En conséquence, et eu égard à la solution apportée au litige, les frais de consultation réalisée par le médecin commis dans la présente intance seront pris en charge par la Caisse Nationale de l’Assurance Maladie (CNAM).
Sur les dépens,
Aux termes de l’article 696 du code de procédure civile, la partie perdante est condamnée aux dépens, à moins que le ou la juge, par décision motivée, n’en mette la totalité ou une fraction à la charge d’une autre partie.
En l’espèce, la CPAM de l’Aisne, partie qui succombe, sera condamnée aux dépens.
Sur les frais irrépétibles,
Aux termes de l’article 700 du code de procédure civile, le ou la juge condamne la partie tenue aux dépens ou qui perd son procès à payer à l’autre partie la somme qu’il ou elle détermine, au titre des frais exposés et non compris dans les dépens.
Dans tous les cas, le ou la juge tient compte de l’équité ou de la situation économique de la partie condamnée et peut dire, même d’office, qu’il n’y a pas lieu à ces condamnations.
En l’espèce, parce que la CPAM de l’Aisne est liée par les conclusions défavorables du docteur-conseil justifiant que les demandes de l’assurée soient rejetées, il apparaît équitable de laisser à chacune des parties la charge de ses frais irrépétibles.
Sur l’exécution provisoire,
En droit commun, et aux termes de l’article 514 du code de procédure civile applicable aux instances introduites à compter du 1er janvier 2020, les décisions de première instance sont désormais exécutoire à titre provisoire de droit, à moins que la loi ou la décision rendue n’en dispose autrement.
En contentieux social, aux termes de l’article R.142-10-6 du code de sécurité sociale, le tribunal peut – et non doit – ordonner l’exécution par provision de toutes ses décisions.

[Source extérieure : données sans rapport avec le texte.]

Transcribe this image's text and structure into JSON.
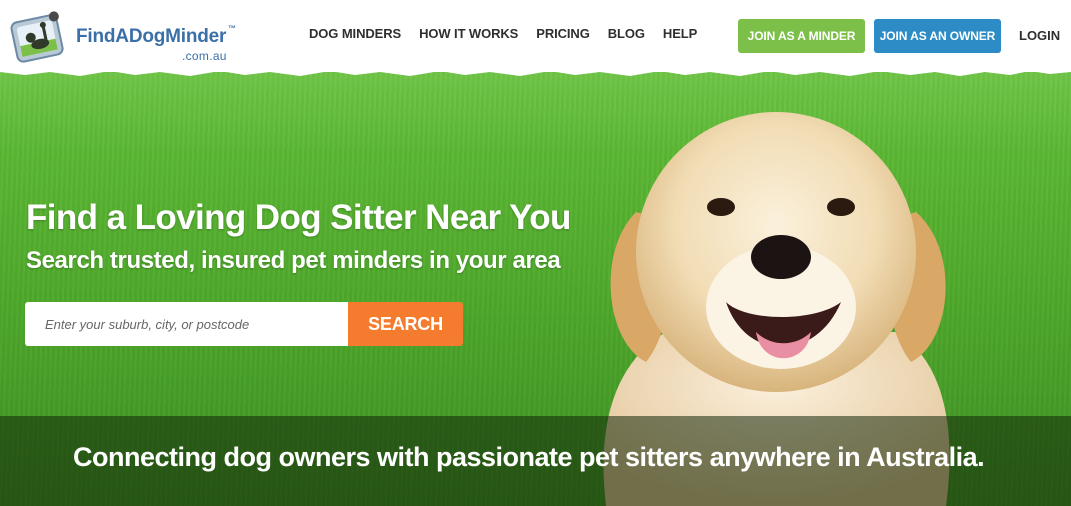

En conséquence, et pour permettre à la demanderesse d’obtenir la pension à laquelle elle a désormais droit, l’exécution provisoire sera ordonnée.
PAR CES MOTIFS,
Le tribunal statuant publiquement, après débats publics et en avoir délibéré conformément à la loi, par jugement contradictoire, rendu en premier ressort par mise à disposition au greffe,
Vu la décision du 20 août 2025,
FAIT DROIT à la demande de, [G], [Q] ;
DIT qu’au 24 janvier 2022, [G], [Q] doit bénéficier d’une pension d’invalidité de catégorie 1 ;
RENVOIE, [G], [Q] devant les services de la Caisse Primaire d’Assurance Maladie de l’Aisne pour la liquidation de ses droits ;
DIT que les frais de consultation réalisée par le médecin commis dans la présente intance sont pris en charge par la Caisse Nationale de l’Assurance Maladie ;
DEBOUTE, [G], [Q] de sa demande présentée au titre de l’article 700 du Code de procédure civile ;
CONDAMNE la Caisse Primaire d’Assurance Maladie de l’Aisne aux dépens ;
ORDONNE l’exécution provisoire ;
RAPPELLE que les parties disposent d’un délai de 1 mois à compter de la notification ou de la signification de la présente décision pour interjeter appel devant la Cour d’appel.
Ainsi jugé et prononcé les jour, mois et an susdits. Le présent jugement a été signé par la présidente, Camille SAMBRES, et par la greffière, Stéphanie BOITELLE, du Pôle social.